Kim Kauffman


 
 
     
 
 
 

Kim Kauffman:
My images have always been fundamentally about form. Forms manifest in the resonance of a curve, the rhythm of a pattern, the dichotomy of light and shadow. They abound everywhere in nature: the twist of a leaf, the overlap of feathers on a bird’s wing, the symmetry of an unfurling flower. We emulate them in our human creations: the arch of a cathedral, the weave of a textile. These innate forms, abstractions from the larger world, connect with us at a basic level and help us to organize and understand our world.

Florilegium is a body of work that has engaged me for the last eight years. A series botanically inspired images, Florilegium has evolved along with my growth as a gardener. Gardens are an easily accessible way for us to reconnect daily with the natural world and be reminded of our place in it. Garden materials (flowers, plants, leaves, branches, seedpods) are the primary subject matter in my photographs. Through these materials I endeavor to share my experience of this essential connection.

Plants have long fascinated me to grow, live with and record in my photography. Although other subject matter is important to me, I always come back to plants–their beauty, complexity and perfection of form speak to me in a basic way. I am not alone in my reverence for plants - they have long inspired humans as we record the world in our artwork. The advent of flowering plants forever changed the face of the earth, providing food for all living beings. Without these plants we could not exist. In turn,
our fascination with them has contributed to their perpetuation as we nuture and share them. We, plants and humans, are involved in an eons old dialog.

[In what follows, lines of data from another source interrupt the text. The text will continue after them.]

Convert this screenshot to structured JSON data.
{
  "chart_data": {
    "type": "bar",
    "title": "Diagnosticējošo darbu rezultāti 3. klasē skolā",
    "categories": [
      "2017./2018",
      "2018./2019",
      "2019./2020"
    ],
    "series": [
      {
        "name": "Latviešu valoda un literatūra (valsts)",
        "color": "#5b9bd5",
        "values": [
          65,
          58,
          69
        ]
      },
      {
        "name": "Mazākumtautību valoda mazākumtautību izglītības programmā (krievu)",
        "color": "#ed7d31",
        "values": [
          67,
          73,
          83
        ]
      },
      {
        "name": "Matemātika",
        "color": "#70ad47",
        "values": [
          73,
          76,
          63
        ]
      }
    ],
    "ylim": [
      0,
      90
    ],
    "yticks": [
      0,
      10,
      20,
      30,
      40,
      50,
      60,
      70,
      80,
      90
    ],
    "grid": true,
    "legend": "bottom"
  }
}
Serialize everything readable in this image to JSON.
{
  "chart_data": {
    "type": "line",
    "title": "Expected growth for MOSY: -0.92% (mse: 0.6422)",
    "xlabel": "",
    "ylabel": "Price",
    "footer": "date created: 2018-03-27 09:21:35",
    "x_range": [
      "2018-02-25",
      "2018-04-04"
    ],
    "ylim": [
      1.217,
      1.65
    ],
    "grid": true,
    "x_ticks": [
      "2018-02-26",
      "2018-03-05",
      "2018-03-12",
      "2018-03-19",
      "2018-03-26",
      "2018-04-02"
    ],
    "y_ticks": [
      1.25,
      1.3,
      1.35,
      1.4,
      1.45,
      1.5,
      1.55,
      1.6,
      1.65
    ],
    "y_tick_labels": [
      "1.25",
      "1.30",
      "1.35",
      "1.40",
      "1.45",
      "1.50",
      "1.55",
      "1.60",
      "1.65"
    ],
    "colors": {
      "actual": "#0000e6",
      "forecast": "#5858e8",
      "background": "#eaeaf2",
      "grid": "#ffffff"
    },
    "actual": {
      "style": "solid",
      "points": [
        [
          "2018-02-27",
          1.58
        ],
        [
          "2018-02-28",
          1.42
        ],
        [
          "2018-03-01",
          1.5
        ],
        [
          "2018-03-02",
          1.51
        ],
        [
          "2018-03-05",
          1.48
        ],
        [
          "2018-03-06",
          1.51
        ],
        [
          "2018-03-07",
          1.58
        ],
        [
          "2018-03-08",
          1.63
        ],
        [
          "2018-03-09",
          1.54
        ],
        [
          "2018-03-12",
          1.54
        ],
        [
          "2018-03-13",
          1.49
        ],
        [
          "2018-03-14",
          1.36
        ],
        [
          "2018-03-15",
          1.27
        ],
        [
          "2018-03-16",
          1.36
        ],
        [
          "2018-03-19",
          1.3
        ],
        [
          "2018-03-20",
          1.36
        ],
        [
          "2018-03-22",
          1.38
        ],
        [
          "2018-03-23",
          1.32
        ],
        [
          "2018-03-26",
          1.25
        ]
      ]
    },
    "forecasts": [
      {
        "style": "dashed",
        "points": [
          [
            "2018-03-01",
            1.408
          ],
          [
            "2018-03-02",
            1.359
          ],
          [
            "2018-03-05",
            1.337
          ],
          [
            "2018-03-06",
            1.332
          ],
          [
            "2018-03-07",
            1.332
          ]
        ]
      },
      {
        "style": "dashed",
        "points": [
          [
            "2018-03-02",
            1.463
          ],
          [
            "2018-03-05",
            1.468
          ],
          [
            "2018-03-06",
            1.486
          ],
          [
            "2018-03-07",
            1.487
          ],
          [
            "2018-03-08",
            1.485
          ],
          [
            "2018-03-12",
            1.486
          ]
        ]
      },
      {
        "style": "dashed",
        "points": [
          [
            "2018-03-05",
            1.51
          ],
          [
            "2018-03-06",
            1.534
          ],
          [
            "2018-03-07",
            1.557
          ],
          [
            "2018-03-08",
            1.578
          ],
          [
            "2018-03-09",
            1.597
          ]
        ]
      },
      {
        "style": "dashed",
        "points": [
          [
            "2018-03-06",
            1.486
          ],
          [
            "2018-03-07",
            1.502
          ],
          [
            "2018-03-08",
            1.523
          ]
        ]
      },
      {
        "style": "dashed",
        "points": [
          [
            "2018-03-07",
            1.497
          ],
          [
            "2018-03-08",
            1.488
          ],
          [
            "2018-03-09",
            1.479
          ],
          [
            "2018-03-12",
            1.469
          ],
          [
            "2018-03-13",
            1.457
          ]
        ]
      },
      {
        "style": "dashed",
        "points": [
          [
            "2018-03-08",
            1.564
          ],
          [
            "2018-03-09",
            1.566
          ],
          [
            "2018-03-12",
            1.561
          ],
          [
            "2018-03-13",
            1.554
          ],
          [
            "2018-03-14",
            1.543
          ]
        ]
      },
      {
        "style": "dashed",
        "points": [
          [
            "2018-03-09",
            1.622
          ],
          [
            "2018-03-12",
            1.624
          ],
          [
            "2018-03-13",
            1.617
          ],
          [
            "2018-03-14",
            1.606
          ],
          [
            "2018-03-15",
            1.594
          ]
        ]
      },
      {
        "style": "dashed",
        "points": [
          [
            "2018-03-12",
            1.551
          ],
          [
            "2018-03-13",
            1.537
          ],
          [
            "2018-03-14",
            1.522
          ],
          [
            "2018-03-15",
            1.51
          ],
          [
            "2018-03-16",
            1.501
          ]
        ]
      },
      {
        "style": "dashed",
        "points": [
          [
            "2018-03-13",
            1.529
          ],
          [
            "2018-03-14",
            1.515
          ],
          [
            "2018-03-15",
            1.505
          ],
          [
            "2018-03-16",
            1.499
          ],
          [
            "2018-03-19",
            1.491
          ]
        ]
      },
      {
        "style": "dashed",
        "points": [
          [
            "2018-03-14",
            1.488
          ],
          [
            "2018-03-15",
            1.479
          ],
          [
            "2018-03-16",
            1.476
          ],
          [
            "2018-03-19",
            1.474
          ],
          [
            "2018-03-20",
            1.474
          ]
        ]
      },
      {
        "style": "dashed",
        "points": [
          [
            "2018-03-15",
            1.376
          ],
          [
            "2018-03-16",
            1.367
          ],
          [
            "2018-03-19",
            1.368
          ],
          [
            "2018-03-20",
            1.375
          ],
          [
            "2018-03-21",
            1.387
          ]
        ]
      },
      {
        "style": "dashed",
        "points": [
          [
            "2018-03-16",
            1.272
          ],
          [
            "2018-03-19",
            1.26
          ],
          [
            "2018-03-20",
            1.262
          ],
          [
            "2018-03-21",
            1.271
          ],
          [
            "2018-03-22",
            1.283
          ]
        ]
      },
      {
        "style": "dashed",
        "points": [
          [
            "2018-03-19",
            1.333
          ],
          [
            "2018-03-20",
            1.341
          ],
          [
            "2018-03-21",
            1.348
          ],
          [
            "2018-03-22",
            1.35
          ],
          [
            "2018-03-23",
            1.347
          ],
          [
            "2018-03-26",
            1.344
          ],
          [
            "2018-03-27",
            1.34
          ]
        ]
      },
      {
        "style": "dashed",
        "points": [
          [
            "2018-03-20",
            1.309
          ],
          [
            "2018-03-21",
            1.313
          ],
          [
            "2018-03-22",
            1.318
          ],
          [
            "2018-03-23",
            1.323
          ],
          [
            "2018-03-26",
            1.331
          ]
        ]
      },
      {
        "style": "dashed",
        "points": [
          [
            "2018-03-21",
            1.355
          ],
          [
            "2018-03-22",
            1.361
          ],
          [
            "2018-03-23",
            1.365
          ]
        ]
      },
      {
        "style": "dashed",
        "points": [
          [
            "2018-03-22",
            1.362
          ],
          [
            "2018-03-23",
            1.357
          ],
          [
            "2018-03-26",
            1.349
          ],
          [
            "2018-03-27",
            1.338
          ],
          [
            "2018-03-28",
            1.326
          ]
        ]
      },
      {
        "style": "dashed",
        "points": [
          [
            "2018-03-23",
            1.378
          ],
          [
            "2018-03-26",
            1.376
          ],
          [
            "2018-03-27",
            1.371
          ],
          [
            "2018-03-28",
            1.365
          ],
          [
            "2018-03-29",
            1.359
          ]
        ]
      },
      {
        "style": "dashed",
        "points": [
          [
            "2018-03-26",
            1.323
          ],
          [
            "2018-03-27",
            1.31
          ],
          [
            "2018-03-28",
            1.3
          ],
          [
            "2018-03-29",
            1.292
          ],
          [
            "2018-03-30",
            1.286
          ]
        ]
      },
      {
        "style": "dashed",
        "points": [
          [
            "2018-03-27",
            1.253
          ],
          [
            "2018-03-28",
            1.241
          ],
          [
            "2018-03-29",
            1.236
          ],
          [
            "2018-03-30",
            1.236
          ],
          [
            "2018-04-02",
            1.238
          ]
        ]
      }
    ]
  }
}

There are many inspired artists creating brilliant work focused on the human condition. Yet, as Barry Lopez states, “Increasingly our culture is shaped by culture and not by landscape, so that our culture, spinning at an ever increasing rate, increasingly refers only to itself.” In our urban modern culture, full of
self-reference, perhaps we need more images of nature in our every day lives in order to live more conscientiously in the natural world. I make the images in Florilegium not just to revel in the beauty of my subjects but because I wish to help create a balance–equipoise–with my images of the botanical world.